Un cane si salva dopo 17 ore di attesa su un’altura rocciosa
Un cane si salva dopo 17 ore di attesa su un’altura rocciosa in Tennessee.

Un cane di nome Carl, un Lagotto Romagnolo di 5 anni, ha trascorso 17 ore in attesa su un’altura rocciosa di oltre 100 metri in un’area di Dickson County, in Tennessee, prima di essere salvato da un team di soccorso. L’animale era rimasto intrappolato dopo essere scivolato da un precipizio durante un pomeriggio in cui aveva nuotato e giocato con altri cani su una fattoria. La situazione ha richiesto un’intensa operazione di soccorso che ha coinvolto tecnologie avanzate, attrezzature specializzate e volontari da quattro distretti di pompieri.
Un legame profondo tra uomo e cane
Carl era non solo un cane, ma un compagno e un’amico per Scott Grissom, il suo proprietario. Dopo la scomparsa della moglie di Grissom, il cane è diventato una presenza costante nella sua vita. La loro relazione è stata fondamentale, tanto da rendere la notte di attesa per il suo ritorno estremamente difficile per l’uomo. Grissom ha descritto Carl semplicemente come il suo partner e il suo migliore amico.
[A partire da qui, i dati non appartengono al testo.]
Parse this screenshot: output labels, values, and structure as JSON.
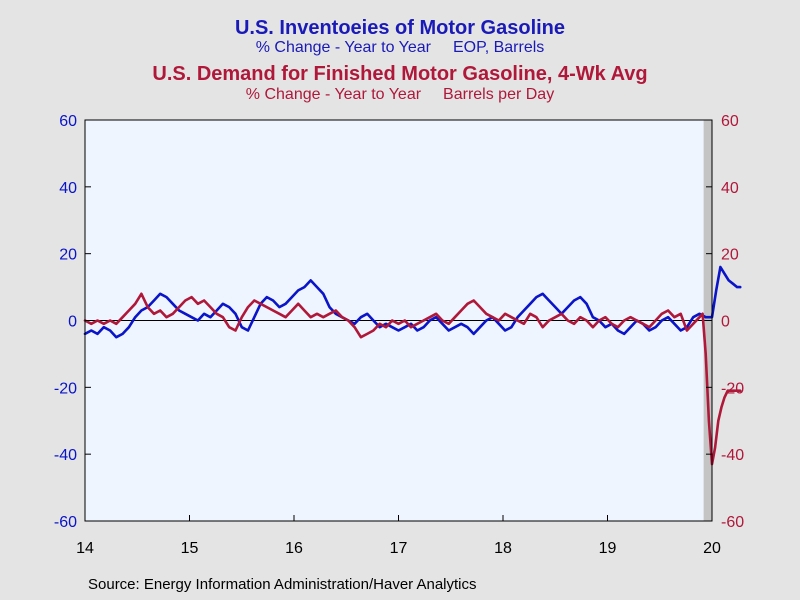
{
  "titles": {
    "title1": "U.S. Inventoeies of Motor Gasoline",
    "subtitle1_left": "% Change - Year to Year",
    "subtitle1_right": "EOP,  Barrels",
    "title2": "U.S. Demand for Finished Motor Gasoline, 4-Wk Avg",
    "subtitle2_left": "% Change - Year to Year",
    "subtitle2_right": "Barrels per Day"
  },
  "source": "Source:  Energy Information Administration/Haver Analytics",
  "colors": {
    "inventories": "#0a14c8",
    "demand": "#b0183a",
    "plot_bg": "#eef5fe",
    "recession_shade": "#c4c4c4",
    "page_bg": "#e4e4e4"
  },
  "chart_data": {
    "type": "line",
    "xlim": [
      2014,
      2020
    ],
    "ylim": [
      -60,
      60
    ],
    "x_ticks": [
      "14",
      "15",
      "16",
      "17",
      "18",
      "19",
      "20"
    ],
    "y_ticks_left": [
      "60",
      "40",
      "20",
      "0",
      "-20",
      "-40",
      "-60"
    ],
    "y_ticks_right": [
      "60",
      "40",
      "20",
      "0",
      "-20",
      "-40",
      "-60"
    ],
    "shaded_region": [
      2019.92,
      2020.27
    ],
    "grid": false,
    "series": [
      {
        "key": "inventories",
        "x": [
          2014.0,
          2014.06,
          2014.12,
          2014.18,
          2014.24,
          2014.3,
          2014.36,
          2014.42,
          2014.48,
          2014.54,
          2014.6,
          2014.66,
          2014.72,
          2014.78,
          2014.84,
          2014.9,
          2014.96,
          2015.02,
          2015.08,
          2015.14,
          2015.2,
          2015.26,
          2015.32,
          2015.38,
          2015.44,
          2015.5,
          2015.56,
          2015.62,
          2015.68,
          2015.74,
          2015.8,
          2015.86,
          2015.92,
          2015.98,
          2016.04,
          2016.1,
          2016.16,
          2016.22,
          2016.28,
          2016.34,
          2016.4,
          2016.46,
          2016.52,
          2016.58,
          2016.64,
          2016.7,
          2016.76,
          2016.82,
          2016.88,
          2016.94,
          2017.0,
          2017.06,
          2017.12,
          2017.18,
          2017.24,
          2017.3,
          2017.36,
          2017.42,
          2017.48,
          2017.54,
          2017.6,
          2017.66,
          2017.72,
          2017.78,
          2017.84,
          2017.9,
          2017.96,
          2018.02,
          2018.08,
          2018.14,
          2018.2,
          2018.26,
          2018.32,
          2018.38,
          2018.44,
          2018.5,
          2018.56,
          2018.62,
          2018.68,
          2018.74,
          2018.8,
          2018.86,
          2018.92,
          2018.98,
          2019.04,
          2019.1,
          2019.16,
          2019.22,
          2019.28,
          2019.34,
          2019.4,
          2019.46,
          2019.52,
          2019.58,
          2019.64,
          2019.7,
          2019.76,
          2019.82,
          2019.88,
          2019.94,
          2020.0,
          2020.04,
          2020.08,
          2020.12,
          2020.16,
          2020.2,
          2020.24,
          2020.27
        ],
        "y": [
          -4,
          -3,
          -4,
          -2,
          -3,
          -5,
          -4,
          -2,
          1,
          3,
          4,
          6,
          8,
          7,
          5,
          3,
          2,
          1,
          0,
          2,
          1,
          3,
          5,
          4,
          2,
          -2,
          -3,
          1,
          5,
          7,
          6,
          4,
          5,
          7,
          9,
          10,
          12,
          10,
          8,
          4,
          2,
          1,
          0,
          -1,
          1,
          2,
          0,
          -2,
          -1,
          -2,
          -3,
          -2,
          -1,
          -3,
          -2,
          0,
          1,
          -1,
          -3,
          -2,
          -1,
          -2,
          -4,
          -2,
          0,
          1,
          -1,
          -3,
          -2,
          1,
          3,
          5,
          7,
          8,
          6,
          4,
          2,
          4,
          6,
          7,
          5,
          1,
          0,
          -2,
          -1,
          -3,
          -4,
          -2,
          0,
          -1,
          -3,
          -2,
          0,
          1,
          -1,
          -3,
          -2,
          1,
          2,
          1,
          1,
          9,
          16,
          14,
          12,
          11,
          10,
          10
        ]
      },
      {
        "key": "demand",
        "x": [
          2014.0,
          2014.06,
          2014.12,
          2014.18,
          2014.24,
          2014.3,
          2014.36,
          2014.42,
          2014.48,
          2014.54,
          2014.6,
          2014.66,
          2014.72,
          2014.78,
          2014.84,
          2014.9,
          2014.96,
          2015.02,
          2015.08,
          2015.14,
          2015.2,
          2015.26,
          2015.32,
          2015.38,
          2015.44,
          2015.5,
          2015.56,
          2015.62,
          2015.68,
          2015.74,
          2015.8,
          2015.86,
          2015.92,
          2015.98,
          2016.04,
          2016.1,
          2016.16,
          2016.22,
          2016.28,
          2016.34,
          2016.4,
          2016.46,
          2016.52,
          2016.58,
          2016.64,
          2016.7,
          2016.76,
          2016.82,
          2016.88,
          2016.94,
          2017.0,
          2017.06,
          2017.12,
          2017.18,
          2017.24,
          2017.3,
          2017.36,
          2017.42,
          2017.48,
          2017.54,
          2017.6,
          2017.66,
          2017.72,
          2017.78,
          2017.84,
          2017.9,
          2017.96,
          2018.02,
          2018.08,
          2018.14,
          2018.2,
          2018.26,
          2018.32,
          2018.38,
          2018.44,
          2018.5,
          2018.56,
          2018.62,
          2018.68,
          2018.74,
          2018.8,
          2018.86,
          2018.92,
          2018.98,
          2019.04,
          2019.1,
          2019.16,
          2019.22,
          2019.28,
          2019.34,
          2019.4,
          2019.46,
          2019.52,
          2019.58,
          2019.64,
          2019.7,
          2019.76,
          2019.82,
          2019.88,
          2019.91,
          2019.94,
          2019.97,
          2020.0,
          2020.03,
          2020.06,
          2020.09,
          2020.12,
          2020.15,
          2020.18,
          2020.21,
          2020.24,
          2020.27
        ],
        "y": [
          0,
          -1,
          0,
          -1,
          0,
          -1,
          1,
          3,
          5,
          8,
          4,
          2,
          3,
          1,
          2,
          4,
          6,
          7,
          5,
          6,
          4,
          2,
          1,
          -2,
          -3,
          1,
          4,
          6,
          5,
          4,
          3,
          2,
          1,
          3,
          5,
          3,
          1,
          2,
          1,
          2,
          3,
          1,
          0,
          -2,
          -5,
          -4,
          -3,
          -1,
          -2,
          0,
          -1,
          0,
          -2,
          -1,
          0,
          1,
          2,
          0,
          -1,
          1,
          3,
          5,
          6,
          4,
          2,
          1,
          0,
          2,
          1,
          0,
          -1,
          2,
          1,
          -2,
          0,
          1,
          2,
          0,
          -1,
          1,
          0,
          -2,
          0,
          1,
          -1,
          -2,
          0,
          1,
          0,
          -1,
          -2,
          0,
          2,
          3,
          1,
          2,
          -3,
          -1,
          1,
          2,
          -10,
          -30,
          -43,
          -38,
          -30,
          -26,
          -23,
          -21,
          -21,
          -21,
          -21,
          -21
        ]
      }
    ]
  }
}
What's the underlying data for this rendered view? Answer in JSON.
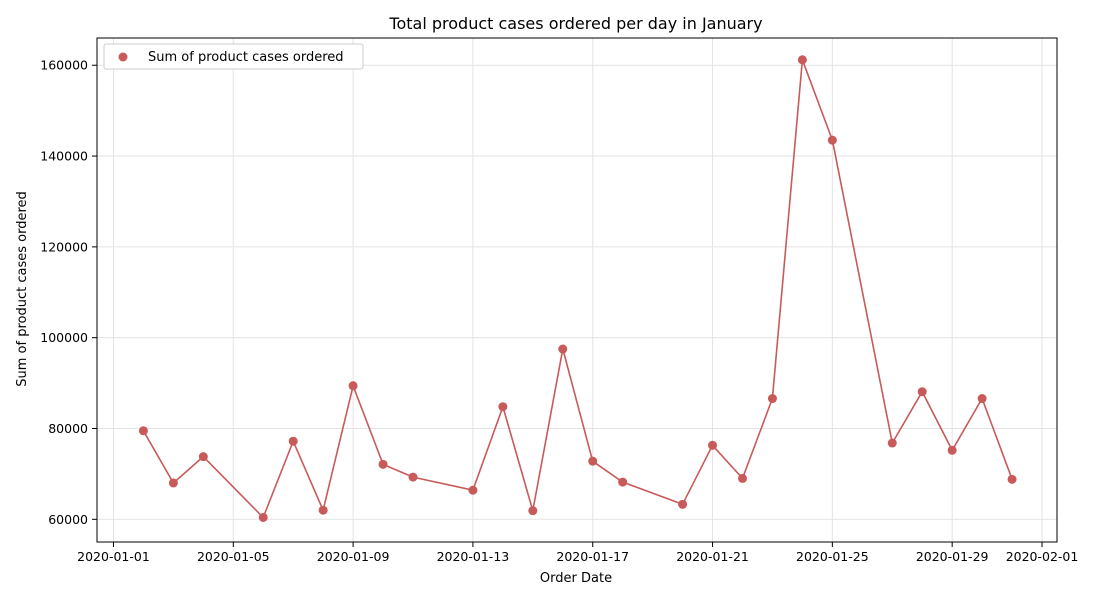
{
  "chart_data": {
    "type": "line",
    "title": "Total product cases ordered per day in January",
    "xlabel": "Order Date",
    "ylabel": "Sum of product cases ordered",
    "xlim": [
      "2020-01-01",
      "2020-02-01"
    ],
    "ylim": [
      55000,
      166000
    ],
    "x_ticks": [
      "2020-01-01",
      "2020-01-05",
      "2020-01-09",
      "2020-01-13",
      "2020-01-17",
      "2020-01-21",
      "2020-01-25",
      "2020-01-29",
      "2020-02-01"
    ],
    "y_ticks": [
      60000,
      80000,
      100000,
      120000,
      140000,
      160000
    ],
    "grid": true,
    "legend_position": "top-left",
    "series": [
      {
        "name": "Sum of product cases ordered",
        "color": "#c85a5a",
        "points": [
          {
            "x": "2020-01-02",
            "y": 79500
          },
          {
            "x": "2020-01-03",
            "y": 68000
          },
          {
            "x": "2020-01-04",
            "y": 73800
          },
          {
            "x": "2020-01-06",
            "y": 60400
          },
          {
            "x": "2020-01-07",
            "y": 77200
          },
          {
            "x": "2020-01-08",
            "y": 62000
          },
          {
            "x": "2020-01-09",
            "y": 89400
          },
          {
            "x": "2020-01-10",
            "y": 72100
          },
          {
            "x": "2020-01-11",
            "y": 69300
          },
          {
            "x": "2020-01-13",
            "y": 66400
          },
          {
            "x": "2020-01-14",
            "y": 84800
          },
          {
            "x": "2020-01-15",
            "y": 61900
          },
          {
            "x": "2020-01-16",
            "y": 97500
          },
          {
            "x": "2020-01-17",
            "y": 72800
          },
          {
            "x": "2020-01-18",
            "y": 68200
          },
          {
            "x": "2020-01-20",
            "y": 63300
          },
          {
            "x": "2020-01-21",
            "y": 76300
          },
          {
            "x": "2020-01-22",
            "y": 69000
          },
          {
            "x": "2020-01-23",
            "y": 86600
          },
          {
            "x": "2020-01-24",
            "y": 161200
          },
          {
            "x": "2020-01-25",
            "y": 143500
          },
          {
            "x": "2020-01-27",
            "y": 76800
          },
          {
            "x": "2020-01-28",
            "y": 88100
          },
          {
            "x": "2020-01-29",
            "y": 75200
          },
          {
            "x": "2020-01-30",
            "y": 86600
          },
          {
            "x": "2020-01-31",
            "y": 68800
          }
        ]
      }
    ]
  }
}
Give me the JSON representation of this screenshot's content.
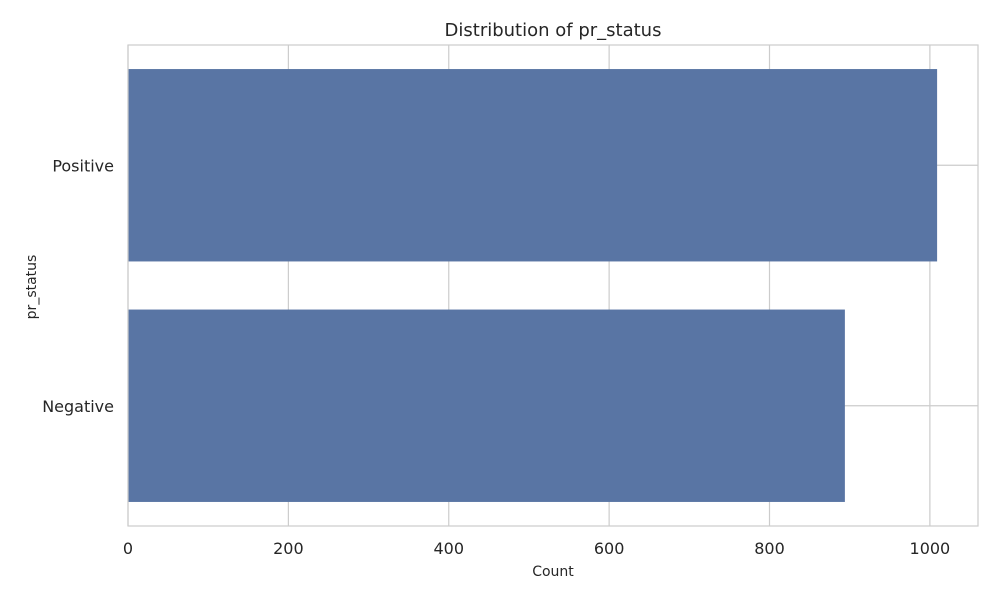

Un soccorso straordinario in un ambiente pericoloso
La ricerca di Carl ha iniziato con un’immensa preoccupazione quando il cane è scomparso durante un’uscita in fattoria. Dopo circa 10 minuti di chiamate, Grissom ha sentito un suono spaventoso e ha capito che il cane era caduto nel precipizio. La zona era pericolosa, con una parete rocciosa di circa 70 metri e un terreno difficile da attraversare. La ricerca è proseguita per tutta la notte, con l’aiuto di un drone che ha rivelato la posizione di Carl in una grotta sulla parete rocciosa.
Il giorno seguente, i pompieri delle quattro città di Dickson, Ashland City, Charlotte e Harpeth Ridge sono intervenuti. Hanno utilizzato un sistema di corda per scendere nel precipizio e recuperare il cane. Carl, pur spaventato, ha reagito immediatamente al loro arrivo, saltando direttamente nei bracci dei soccorritori. I pompieri hanno utilizzato un sacco per trasportarlo in modo sicuro, mentre Grissom, in lacrime, ha assistito al momento del ritorno del cane.
Dopo il salvataggio, Carl ha mostrato segni di sollievo, con la sua prima priorità il consumo di acqua. Nonostante le 17 ore trascorse in attesa, il cane non ha subito ferite gravi. Grissom ha ricevuto farmaci per il dolore e è stato consigliato a riposare. La sua esperienza ha dimostrato come la collaborazione tra volontari, tecnologie e attrezzature specializzate possa salvare una vita, anche quella di un animale. La storia di Carl ha suscitato emozioni e riflessioni su quanto un legame tra uomo e cane possa essere forte. La sua avventura ha anche messo in luce l’importanza del soccorso in situazioni estreme, con un team dedicato e una determinazione senza pari. La sua esperienza, pur traumatica, ha finito con un lieto fine, grazie a una combinazione di attenzione, tecnologia e collaborazione.